Brown, the lawyer-politician, cites engineering and science for the urgency of the tunnels. Climate change is upon us. That will lead to sea-level rise, which will foul Delta water.
Geologists cite the inevitability of a major earthquake that would wreck Delta levees and interrupt freshwater transfers to million of Southern Californians for months if not years.
“Either with an earthquake or longer with sea-level rise and extreme weather events, the California water project will collapse,” Brown said. “Quite simply, its plumbing is not adequate to the future.”
Brown lists steps that have led to Thursday’s reports. Scientists and engineers culled through 100 concepts, whittled that down to 19, and settled on the twin tunnels, 30 miles in length, Alternative 4A.
“This is nine years of intensive, careful analysis that has been subjected to more outside scrutiny and critical review than any other project in the history of the world,” the governor said.
A year ago, water experts told me that 2016 would be the do-or-die year for the tunnels. Twelve months have come and gone, and a firm decision has yet to be made. But ever so slowly, California could be finding its way out of the doldrums, though where that journey leads is to be determined.

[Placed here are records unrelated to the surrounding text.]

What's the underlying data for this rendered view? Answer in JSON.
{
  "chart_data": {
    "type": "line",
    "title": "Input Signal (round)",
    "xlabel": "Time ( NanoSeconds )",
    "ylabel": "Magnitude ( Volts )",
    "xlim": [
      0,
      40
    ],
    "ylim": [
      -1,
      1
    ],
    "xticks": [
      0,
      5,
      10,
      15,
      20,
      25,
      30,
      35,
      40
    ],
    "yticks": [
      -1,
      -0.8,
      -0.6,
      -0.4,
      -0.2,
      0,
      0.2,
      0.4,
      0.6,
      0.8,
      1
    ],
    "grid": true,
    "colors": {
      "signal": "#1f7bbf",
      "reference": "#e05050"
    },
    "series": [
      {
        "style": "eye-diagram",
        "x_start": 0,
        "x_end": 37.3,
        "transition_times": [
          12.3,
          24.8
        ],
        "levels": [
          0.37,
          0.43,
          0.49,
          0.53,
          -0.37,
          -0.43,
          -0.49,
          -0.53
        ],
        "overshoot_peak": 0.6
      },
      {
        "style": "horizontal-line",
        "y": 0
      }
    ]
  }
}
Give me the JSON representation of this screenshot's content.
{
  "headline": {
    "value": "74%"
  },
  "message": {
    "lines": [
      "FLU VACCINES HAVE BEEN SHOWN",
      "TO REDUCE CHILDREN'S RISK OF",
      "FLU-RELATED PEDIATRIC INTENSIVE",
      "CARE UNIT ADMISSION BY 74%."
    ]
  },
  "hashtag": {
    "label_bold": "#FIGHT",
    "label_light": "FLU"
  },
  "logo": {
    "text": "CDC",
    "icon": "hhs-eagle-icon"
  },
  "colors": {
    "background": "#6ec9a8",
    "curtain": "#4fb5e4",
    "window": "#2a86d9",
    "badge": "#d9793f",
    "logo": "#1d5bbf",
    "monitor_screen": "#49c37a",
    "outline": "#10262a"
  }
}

As Brown and I spoke, the State Water Resources Control Board, made up of his appointees, wrapped up hearings in Modesto. There, farmers made clear their fears that the state would force them to fallow fields if authorities direct more water to the environment in the hope of preserving the remaining fish in the San Joaquin River basin. Soon, that process will focus on the rights of those of us who rely on the Sacramento River.
At the same time, federal authorities are preparing to implement the first significant act of Congress affecting the federal Central Valley Project in 25 years. Central Valley farmers believe the law will allow the feds to transport more Delta water to irrigate their orchards.
The state has been working on the tunnel project since Arnold Schwarzenegger’s tenure. The Obama administration spent eight years studying it, after inheriting the concept from George W. Bush’s administration.
Now the decision to grant federal permits or not will spill into Donald Trump’s administration. If the feds stick to a timetable established by President Barack Obama, the decision would be made in March. But Trump is a wild card.
“I don’t think the president wants to destroy the economy of California,” Brown said of Trump. “… It’s not about being conservative or liberal. It’s about having the plumbing that meets the needs of the 21st century.”
Brown believes the tunnels, plus Delta restoration, could help native fish rebound from the edge of extinction. But under Trump and a Republican-controlled Congress, federal protections for endangered species, including Delta fisheries, could be weakened. And if the tunnels are built, Central Valley farmers can be counted on to amp up pressure to maximize water exports.
Brown and his successor would need to provide ironclad assurances that they would operate system in ways that protect the environment. The tunnels could export no more than 9,000 cubic feet per second. That’s a reduction from an initial plan, and far less than the 23,000 cubic feet per second contemplated in 1982 when voters rejected the peripheral canal that Brown advocated when he was governor the first time. But it’s still a river’s worth of water, too much in the view of many Northern Californians.
Nine years later, other questions remain. One is financing. The Metropolitan Water District could raise rates on its 25 million customers. But the MWD won’t pay for the tunnels alone, and farmers would balk at paying unless they are assured of more water. And if more water is sent south, wouldn’t that further damage the Delta and the fisheries that depend on water washing down the channels and sloughs?
To his credit, Brown sticks with the project. He leaves no doubt that he believes the tunnels are the best option. For all the chatter about how Brown insists on building the tunnels to cement his legacy, there is little political upside. The tunnels are costly and complicated. At the earliest, no shovel would touch the soil until the end of 2018, as Brown prepares to leave office.
For the Californians who won’t take the time to read 90,000 pages, the question will come down to this: Do they trust Brown’s judgment?